The Blue Label Telecoms board and management "are extremely disappointed in the performance of Cell C" and have written down the value of its entire investment in Cell C to zero.
This is according to Blue Label's 2019 Integrated Annual Report published this week.
In August 2017 Blue Label Telecoms bought a 45% stake in Cell C for R5.5 billion (US$364 million). This was part of Cell C's long-awaited recapitalization, but it has not been smooth sailing since then.
In September Cell C reported a massive loss of R8 billion ($530 million) for its financial year that ended May 31, after South Africa's number three mobile operator had already alerted the market to its "financial and other challenges" back in July. (See Cell C Puts Brave Face on Massive Loss and Cell C Opens Up About Financial Challenges.)
"The board and executive management are acutely aware of the destruction of shareholder value caused primarily by our investment in Cell C. Together with Cell C's trading loss and further impairment of its property, plant and equipment and an impairment of our own investment, Blue Label recorded a net loss related to Cell C of more than R6 billion," independent non-executive chairman Larry Nestadt said in his chairman's report.
Nestadt said this was "the hardest Chairman's report I have had to write in my 25 years of serving on listed company boards."

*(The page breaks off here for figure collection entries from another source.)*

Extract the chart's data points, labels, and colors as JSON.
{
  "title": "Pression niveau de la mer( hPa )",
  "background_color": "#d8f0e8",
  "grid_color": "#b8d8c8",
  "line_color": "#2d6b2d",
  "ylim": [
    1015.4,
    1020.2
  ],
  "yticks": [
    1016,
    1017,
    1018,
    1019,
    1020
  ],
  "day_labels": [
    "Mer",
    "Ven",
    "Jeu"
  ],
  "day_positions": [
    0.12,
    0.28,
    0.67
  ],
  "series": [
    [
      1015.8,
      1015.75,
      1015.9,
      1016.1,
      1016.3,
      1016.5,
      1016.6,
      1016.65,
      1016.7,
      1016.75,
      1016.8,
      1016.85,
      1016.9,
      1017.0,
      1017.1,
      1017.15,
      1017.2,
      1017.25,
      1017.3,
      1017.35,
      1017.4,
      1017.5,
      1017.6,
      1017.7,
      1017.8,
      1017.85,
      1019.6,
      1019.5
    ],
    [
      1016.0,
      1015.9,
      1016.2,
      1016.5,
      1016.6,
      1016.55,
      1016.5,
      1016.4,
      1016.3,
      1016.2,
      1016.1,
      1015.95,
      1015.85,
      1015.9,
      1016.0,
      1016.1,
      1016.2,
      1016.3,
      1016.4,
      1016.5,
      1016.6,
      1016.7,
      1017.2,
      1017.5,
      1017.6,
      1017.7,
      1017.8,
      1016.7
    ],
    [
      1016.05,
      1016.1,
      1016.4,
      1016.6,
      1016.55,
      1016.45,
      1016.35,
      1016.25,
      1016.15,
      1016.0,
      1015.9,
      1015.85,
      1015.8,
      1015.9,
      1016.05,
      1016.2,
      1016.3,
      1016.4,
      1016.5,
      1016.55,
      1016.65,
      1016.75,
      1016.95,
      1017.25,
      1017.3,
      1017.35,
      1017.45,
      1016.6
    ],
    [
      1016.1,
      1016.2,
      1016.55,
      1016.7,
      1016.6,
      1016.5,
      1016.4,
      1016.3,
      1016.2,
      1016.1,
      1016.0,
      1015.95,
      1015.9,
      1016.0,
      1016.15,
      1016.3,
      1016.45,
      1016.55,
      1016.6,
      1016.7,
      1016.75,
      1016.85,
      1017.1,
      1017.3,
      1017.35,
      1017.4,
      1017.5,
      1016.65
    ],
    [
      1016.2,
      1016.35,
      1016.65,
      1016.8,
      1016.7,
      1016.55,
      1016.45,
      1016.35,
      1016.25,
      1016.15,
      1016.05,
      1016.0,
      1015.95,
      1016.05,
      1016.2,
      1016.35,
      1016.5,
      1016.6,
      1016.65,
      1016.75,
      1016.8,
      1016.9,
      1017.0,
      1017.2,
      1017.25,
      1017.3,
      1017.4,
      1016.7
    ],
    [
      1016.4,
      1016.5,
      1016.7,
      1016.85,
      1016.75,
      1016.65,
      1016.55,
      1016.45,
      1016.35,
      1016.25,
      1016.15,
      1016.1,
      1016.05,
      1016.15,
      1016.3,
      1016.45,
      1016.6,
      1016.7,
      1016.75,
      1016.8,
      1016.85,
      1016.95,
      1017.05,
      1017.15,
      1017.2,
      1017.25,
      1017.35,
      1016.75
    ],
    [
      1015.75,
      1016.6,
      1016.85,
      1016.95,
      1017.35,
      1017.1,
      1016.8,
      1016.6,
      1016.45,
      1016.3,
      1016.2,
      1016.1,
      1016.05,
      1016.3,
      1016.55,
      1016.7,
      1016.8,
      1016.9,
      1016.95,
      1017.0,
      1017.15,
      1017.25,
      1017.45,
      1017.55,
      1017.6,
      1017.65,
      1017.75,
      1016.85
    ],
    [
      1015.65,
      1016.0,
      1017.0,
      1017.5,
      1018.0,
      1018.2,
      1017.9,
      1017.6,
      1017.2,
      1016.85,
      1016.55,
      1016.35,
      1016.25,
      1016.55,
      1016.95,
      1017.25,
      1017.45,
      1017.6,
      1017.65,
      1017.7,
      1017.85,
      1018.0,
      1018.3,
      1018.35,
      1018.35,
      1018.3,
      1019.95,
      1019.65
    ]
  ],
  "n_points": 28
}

Nestadt explained that the investment in Cell C was motivated by a defensive strategy of protecting higher margin business flow received from Cell C, the ability to extract synergistic savings and an opportunistic approach to investing in a distressed asset.
"The board were however concerned by the quantum of our investment in Cell C. We were very aware that we might be betting the farm," he said.
But the board's concerns were at the time overcome by the subsequent due diligence conducted by international experts, and the business plans and budgets presented by the then Cell C management team.
"Fairly soon after our investment of R5.5 billion ($364 million) in Cell C and a further R750 million ($49.7 million) liquidity support to the SPV structures, it became clear that the Cell C budget plan was not being met. This led to our re-examination of the business plan and budgets presented to us by the previous management team at Cell C, which had predicated our investment decision. It was evident that further capital would be required far sooner than initially expected," Nestadt explained.
Larry Nestadt, Blue Label Telecoms' independent non-executive chairman
He said the sequence of events led to "an unusually high level of board oversight" in support of the concerns of Blue Label's executive management. Cell C's board then conducted its own investigation, "which led to the early termination of certain senior management contracts".
A new management team has since been appointed with Douglas Craigie Stevenson at the helm and Nestadt said the team has developed business plans that are "more realistic and innovative."
"This turnaround strategy is starting to show encouraging results at Cell C. The transactions related to Cell C regarding the extended national roaming agreement with the MTN Group and the recapitalization by the Buffet Consortium, are progressing well and we are likely to provide further updates to our stakeholders during the remainder of the 2019 calendar year," he added.
"We remain confident that Cell C will continue to operate. However, should this not be the case, it is anticipated that the loss in revenue from trading with Cell C ordinary business with the Group would equate to approximately a 25% reduction in net profit after tax. This business would however revert to the other mobile operators, in which case Blue Label is likely to be able to recover some of this business, albeit at a lower margin."
He said the board is committed to "returning Blue Label to the cash generative business it was prior to the acquisition of Cell C. We are determined to rebuild stakeholder trust and shareholder value."
The group's stock on the Johannesburg Stock Exchange has dropped by 47.7% over the past year.